Greater Vancouver home sales spiked 45.4 per cent in October year-over-year, putting it 9.8 per cent above the ten-year average for the month.
Real estate markets experienced a rebound in Toronto and Vancouver for the month of October. On the one hand, Toronto has strong demand and economic principles forcing prices higher. On the other hand, Vancouver sales have surged partly due to price declines.
Despite a boost in sales during October, the benchmark price in Vancouver declined 6.4 per cent from the same time last year and 1.7 per cent in the past six months.
It is forecasted that national home sales will continue its upward trend over the next two years. The decline in sales over the past year are expected to reverse quicker than initially anticipated and it is predicted that the provinces of Ontario and Quebec will lead the way in the coming year with the BC housing market catching up in 2021, according to the CMHC.
“Amidst persistent supply constraints in the entry-level price range, there’s evidence that high-end homebuyers are more active this fall. The average loan size for purchase applications increased to its highest level since May.”
As the median home price in San Jose, California is nearly one-million dollars and with the supply of housing failing to keep pace with demand, Apple is going to commit $1 billion for affordable housing, $1 billion to purchase mortgages, and open up 40-acres of land on property it owns in San Jose for affordable housing.
For a fifth time this year, not a single sale was made for properties priced over $10 million in Manhattan last week. This marks an 18 per cent decline over the same period last year.
An increasing number of Chinese cities have made it easier for works to obtain residency permits since September in a bid to prevent the real estate market from slowing down any further. The residency permit is requisite to buying property in China and it is expected that new residents will lead to a rise in sales activity.
There is a resounding cry coming from Dubai’s ruling family and billionaires to halt new real estate development. Developers have been focused on short-term interest by maintaining cash flows despite lower prices; however, they would also benefit from restricting supply to help bolster property values over the long-term. Property values have come down about 30 per cent in the past five years.

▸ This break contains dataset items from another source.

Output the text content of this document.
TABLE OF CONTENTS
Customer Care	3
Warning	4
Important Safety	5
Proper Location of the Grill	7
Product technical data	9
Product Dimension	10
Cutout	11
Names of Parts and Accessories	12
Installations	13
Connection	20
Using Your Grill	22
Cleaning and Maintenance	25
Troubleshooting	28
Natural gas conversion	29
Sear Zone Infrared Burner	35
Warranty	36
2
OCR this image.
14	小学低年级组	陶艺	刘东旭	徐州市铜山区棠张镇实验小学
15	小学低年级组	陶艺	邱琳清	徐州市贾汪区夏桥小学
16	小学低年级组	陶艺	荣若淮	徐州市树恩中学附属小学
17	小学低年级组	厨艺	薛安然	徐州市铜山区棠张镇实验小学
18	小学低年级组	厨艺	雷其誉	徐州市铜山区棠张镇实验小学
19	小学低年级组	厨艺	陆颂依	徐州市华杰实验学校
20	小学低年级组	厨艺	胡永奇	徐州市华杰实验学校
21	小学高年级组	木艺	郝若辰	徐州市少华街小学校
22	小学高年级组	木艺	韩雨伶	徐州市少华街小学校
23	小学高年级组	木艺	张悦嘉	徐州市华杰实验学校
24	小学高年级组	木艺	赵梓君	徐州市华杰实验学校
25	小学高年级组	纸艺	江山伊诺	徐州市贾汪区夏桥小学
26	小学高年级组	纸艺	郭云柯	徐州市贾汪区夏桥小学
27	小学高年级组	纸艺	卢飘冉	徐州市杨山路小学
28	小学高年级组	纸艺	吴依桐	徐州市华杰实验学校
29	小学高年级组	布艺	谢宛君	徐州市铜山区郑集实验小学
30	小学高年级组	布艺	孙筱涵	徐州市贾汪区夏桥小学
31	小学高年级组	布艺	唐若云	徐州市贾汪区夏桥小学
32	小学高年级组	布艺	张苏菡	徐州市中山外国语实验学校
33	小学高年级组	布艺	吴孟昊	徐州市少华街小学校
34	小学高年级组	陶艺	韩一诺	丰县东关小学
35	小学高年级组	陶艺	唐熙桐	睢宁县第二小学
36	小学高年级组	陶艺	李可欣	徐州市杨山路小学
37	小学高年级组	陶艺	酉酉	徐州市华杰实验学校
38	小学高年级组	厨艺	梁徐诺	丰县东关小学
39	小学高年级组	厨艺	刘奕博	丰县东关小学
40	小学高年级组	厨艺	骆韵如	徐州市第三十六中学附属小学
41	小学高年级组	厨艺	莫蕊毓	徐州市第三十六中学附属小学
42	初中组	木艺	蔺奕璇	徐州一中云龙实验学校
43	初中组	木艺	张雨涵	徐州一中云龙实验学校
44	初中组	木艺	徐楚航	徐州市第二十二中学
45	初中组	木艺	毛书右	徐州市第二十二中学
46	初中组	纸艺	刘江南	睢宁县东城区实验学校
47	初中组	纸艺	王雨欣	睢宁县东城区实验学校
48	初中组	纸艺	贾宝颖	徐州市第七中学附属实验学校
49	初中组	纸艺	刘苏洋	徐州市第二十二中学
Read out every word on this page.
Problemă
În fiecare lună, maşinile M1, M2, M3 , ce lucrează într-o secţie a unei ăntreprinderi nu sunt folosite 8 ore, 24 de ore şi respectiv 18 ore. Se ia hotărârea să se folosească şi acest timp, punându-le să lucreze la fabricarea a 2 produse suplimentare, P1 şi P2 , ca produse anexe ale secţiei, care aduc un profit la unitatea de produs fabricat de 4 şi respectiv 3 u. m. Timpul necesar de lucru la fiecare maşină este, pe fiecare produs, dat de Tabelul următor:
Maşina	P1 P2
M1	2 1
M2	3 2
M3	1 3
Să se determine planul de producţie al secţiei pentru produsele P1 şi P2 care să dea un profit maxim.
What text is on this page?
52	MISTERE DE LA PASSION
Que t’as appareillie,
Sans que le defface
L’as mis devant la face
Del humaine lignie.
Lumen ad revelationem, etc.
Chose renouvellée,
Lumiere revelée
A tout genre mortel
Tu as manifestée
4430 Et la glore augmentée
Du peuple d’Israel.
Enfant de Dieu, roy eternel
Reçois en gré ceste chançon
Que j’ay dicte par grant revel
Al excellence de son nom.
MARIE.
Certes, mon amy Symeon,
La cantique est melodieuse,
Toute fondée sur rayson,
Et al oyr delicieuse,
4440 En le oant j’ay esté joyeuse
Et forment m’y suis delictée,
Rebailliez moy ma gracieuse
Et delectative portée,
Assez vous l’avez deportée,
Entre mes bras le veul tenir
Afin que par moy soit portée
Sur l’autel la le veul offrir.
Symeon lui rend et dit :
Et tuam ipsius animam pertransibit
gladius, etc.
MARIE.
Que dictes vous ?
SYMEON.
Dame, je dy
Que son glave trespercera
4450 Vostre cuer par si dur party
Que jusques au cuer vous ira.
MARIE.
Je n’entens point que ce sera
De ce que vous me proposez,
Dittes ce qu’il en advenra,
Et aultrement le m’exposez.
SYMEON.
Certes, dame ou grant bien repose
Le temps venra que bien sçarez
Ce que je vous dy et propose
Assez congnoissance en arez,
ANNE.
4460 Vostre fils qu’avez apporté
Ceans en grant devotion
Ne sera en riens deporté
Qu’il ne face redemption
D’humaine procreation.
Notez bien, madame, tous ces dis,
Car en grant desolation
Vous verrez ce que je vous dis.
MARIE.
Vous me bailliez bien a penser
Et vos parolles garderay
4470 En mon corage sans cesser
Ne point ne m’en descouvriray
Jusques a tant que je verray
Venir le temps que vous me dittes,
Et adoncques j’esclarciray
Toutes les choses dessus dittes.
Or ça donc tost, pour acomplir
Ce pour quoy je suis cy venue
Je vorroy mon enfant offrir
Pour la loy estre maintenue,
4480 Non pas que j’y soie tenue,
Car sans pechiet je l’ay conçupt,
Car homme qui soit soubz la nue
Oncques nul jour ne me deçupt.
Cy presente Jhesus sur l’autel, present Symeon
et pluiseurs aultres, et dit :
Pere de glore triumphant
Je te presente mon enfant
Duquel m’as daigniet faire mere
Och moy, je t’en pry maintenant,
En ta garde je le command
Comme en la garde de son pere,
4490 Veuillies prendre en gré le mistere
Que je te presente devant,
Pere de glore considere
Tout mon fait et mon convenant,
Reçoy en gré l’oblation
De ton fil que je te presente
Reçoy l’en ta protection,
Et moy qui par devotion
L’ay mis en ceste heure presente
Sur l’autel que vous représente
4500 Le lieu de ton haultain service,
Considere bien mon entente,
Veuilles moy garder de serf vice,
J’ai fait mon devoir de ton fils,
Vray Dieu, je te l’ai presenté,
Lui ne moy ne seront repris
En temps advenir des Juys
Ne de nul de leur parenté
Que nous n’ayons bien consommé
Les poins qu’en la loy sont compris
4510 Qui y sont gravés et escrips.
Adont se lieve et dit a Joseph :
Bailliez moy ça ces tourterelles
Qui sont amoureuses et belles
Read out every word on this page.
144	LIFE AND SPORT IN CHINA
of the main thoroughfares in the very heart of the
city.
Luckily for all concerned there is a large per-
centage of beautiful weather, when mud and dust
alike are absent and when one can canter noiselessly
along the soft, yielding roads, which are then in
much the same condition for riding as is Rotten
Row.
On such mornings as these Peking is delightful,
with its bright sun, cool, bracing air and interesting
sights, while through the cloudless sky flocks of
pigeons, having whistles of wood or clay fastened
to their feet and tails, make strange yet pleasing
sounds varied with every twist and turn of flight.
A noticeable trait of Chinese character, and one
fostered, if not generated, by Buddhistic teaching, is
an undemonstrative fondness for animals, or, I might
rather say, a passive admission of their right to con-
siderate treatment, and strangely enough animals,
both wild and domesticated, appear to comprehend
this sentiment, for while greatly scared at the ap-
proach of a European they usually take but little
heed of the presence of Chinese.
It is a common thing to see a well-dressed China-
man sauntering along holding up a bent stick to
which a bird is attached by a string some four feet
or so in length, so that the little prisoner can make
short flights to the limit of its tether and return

The great deluge of people and capital from Hong Kong has been greatly exaggerated. Residential sales of increased 16 per cent month-over-month. More dramatic is the increase of all building units, up 24 per cent over the month prior and an increase of 80 per cent in total value compared to September. “Most of the hard-hit industries in the riots are retailing and catering, but core industries such as finance and real estate are relatively tougher, since those industries usually operate with global capital instead of only local demand.”
A liquidity crisis is taking root in India as development loans approach their repayment dates in the first half of 2020. As of the end of June 2019, 421 developers are reporting bankruptcy, up from 209 as of the end of September 2018. This is impacting the ability for banks to continue to make loans.